4. Data Backup / SecorVerify Secor (or equivalent backup service) is consuming from MSK topics and storing data into the backup store (e.g., S3). Validate files are created and data matches the ingested events.
5. ConnectorsTest a connector (e.g., Kafka, Debezium, Neo4J). Confirm the dataset is written to the target system successfully.
6. Kafka MetricsEnsure Kafka-related metrics (producer/consumer lag, offsets, throughput) are exported and indexed into Prometheus. Check that Grafana dashboards show MSK metrics.
7. System EventsValidate system topics (system.events, system.telemetry.events) are being populated and consumed by Obsrv services without errors.

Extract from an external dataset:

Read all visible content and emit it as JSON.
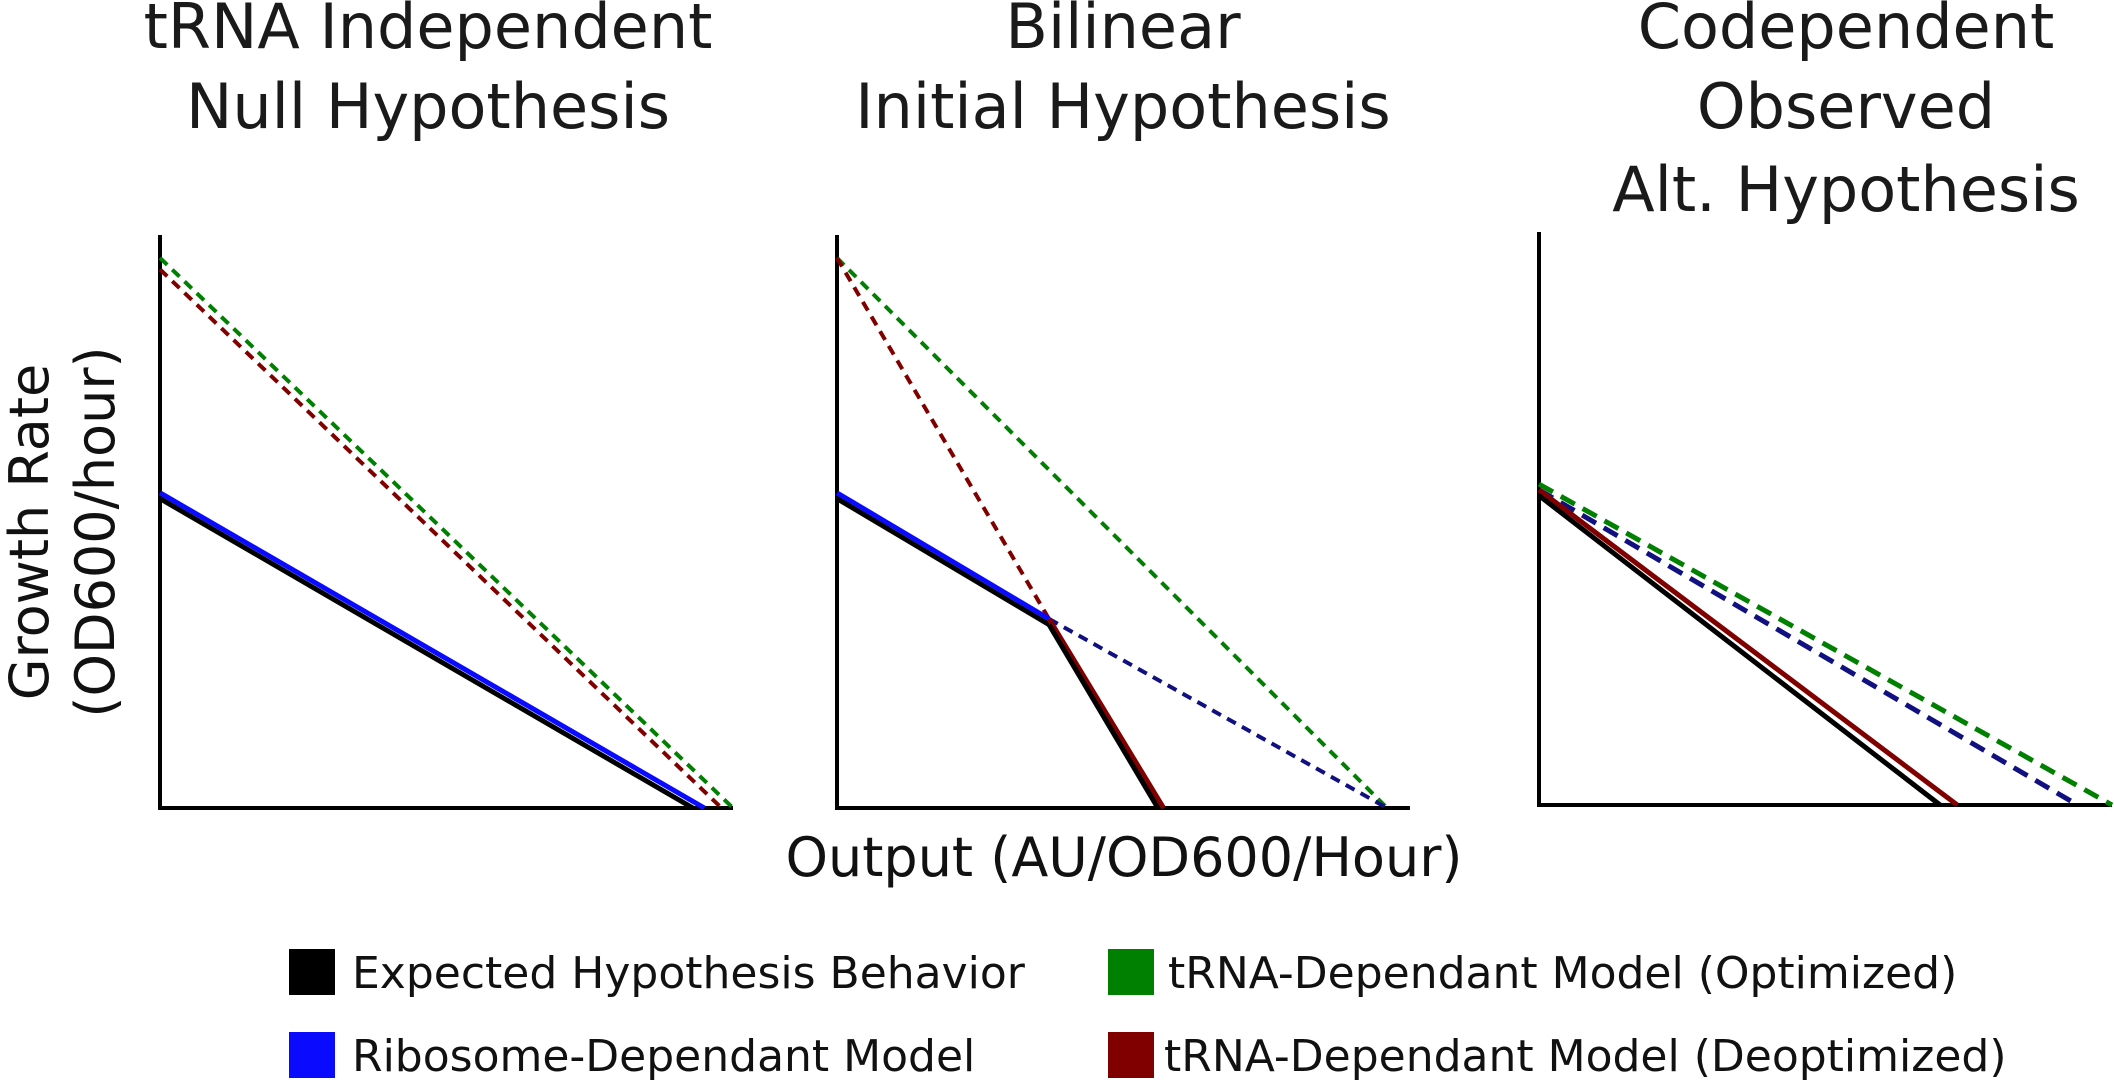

8. Failure HandlingInject malformed/bad events and confirm they appear in failed or connectors.failed topics. Ensure retry or error-handling logic works.
9. Scalability TestPush a slightly higher load of events and confirm Obsrv services autoscale and continue processing without lag buildup.
10. Cleanup / Conflict CheckConfirm default Kafka (self-managed) is uninstalled/disabled and only MSK brokers are being used.
11. Existing DatasetsThe existing (old) datasets should process the data and should start reading the data from the managed Kafka service.

By following these steps, you can successfully integrate Obsrv with any managed Kafka service. This approach allows you to leverage the scalability and operational benefits of a cloud-managed Kafka while maintaining full compatibility with Obsrv services.